Por José Alfredo Guerrero

El tú me tiras las cajas y te devuelvo los cajones entre el gobierno dominicano y los ladrones de la voluntad popular que tienen secuestrada a Venezuela en una dictadura socialista ha puesto a recordar la operación de recompra anticipada de la deuda con PetroCaribe.

El Dr.
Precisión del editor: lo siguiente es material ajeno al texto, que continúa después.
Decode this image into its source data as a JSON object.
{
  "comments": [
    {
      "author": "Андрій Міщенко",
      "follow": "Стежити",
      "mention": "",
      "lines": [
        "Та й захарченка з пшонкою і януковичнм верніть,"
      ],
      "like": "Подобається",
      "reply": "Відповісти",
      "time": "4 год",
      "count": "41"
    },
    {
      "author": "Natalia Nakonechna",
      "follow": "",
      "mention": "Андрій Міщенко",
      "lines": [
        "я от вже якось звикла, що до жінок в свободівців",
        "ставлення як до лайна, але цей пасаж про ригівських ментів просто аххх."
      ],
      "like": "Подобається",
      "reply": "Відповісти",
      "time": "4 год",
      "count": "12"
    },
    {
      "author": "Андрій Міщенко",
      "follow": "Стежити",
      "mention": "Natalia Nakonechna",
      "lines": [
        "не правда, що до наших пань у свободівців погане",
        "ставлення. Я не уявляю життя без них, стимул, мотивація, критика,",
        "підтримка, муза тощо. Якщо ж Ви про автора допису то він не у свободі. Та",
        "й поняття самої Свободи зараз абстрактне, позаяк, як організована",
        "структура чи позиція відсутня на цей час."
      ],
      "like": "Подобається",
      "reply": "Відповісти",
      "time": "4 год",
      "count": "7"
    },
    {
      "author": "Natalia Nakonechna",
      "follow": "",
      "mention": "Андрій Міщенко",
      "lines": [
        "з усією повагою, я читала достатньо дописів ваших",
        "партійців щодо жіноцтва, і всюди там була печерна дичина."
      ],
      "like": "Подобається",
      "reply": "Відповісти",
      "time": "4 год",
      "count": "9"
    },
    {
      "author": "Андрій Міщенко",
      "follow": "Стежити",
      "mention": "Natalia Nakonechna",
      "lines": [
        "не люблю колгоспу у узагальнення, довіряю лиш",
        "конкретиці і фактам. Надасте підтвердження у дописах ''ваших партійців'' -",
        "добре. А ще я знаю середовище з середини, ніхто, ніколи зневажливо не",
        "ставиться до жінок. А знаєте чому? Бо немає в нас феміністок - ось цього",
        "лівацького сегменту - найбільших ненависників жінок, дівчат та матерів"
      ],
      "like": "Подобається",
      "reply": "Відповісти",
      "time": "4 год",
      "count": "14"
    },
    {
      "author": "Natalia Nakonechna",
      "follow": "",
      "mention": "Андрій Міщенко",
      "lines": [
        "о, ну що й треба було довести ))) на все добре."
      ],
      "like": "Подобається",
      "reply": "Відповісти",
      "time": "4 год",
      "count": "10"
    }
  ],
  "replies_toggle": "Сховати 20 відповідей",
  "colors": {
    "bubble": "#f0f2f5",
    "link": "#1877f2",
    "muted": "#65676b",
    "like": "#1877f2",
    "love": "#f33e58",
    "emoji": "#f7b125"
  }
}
Farola, por ejemplo, en este post recuerda una realidad incontrovertible antes de la esa operación: Venezuela estaba “full en olla”.

Nada de sorpresa ahí, el socialismo es un camino indetenible hacia la pobreza material que va a la velocidad se consumen los recursos naturales.

También está en lo correcto cuando deja entrever que el génesis de la operación empezó en el Palacio de Miraflores.

Despojarse de activos, aunque sea para pagar un mes de atraso en el alquiler, es uno de los recursos cuando se está al borde de la quiebra financiera.

Si bien es cierto que el interés empezó allá, esa era una transacción que importantes bancos de inversión estuvieron recomendando como razonable financieramente para ambos participantes varios meses antes de que se anunciara.

Desde luego las posibilidades de beneficios también atrajo el interés de intermediar a enchufados con radares para aprovechar oportunidades de lucro en arreglos de aposento.

Sin embargo, la transacción fue directa de gobierno a gobierno dejando de lado a intermediarios que en este caso aportaban poco valor, o un neto oneroso, con respecto a las condiciones en que era viable de forma bilateral.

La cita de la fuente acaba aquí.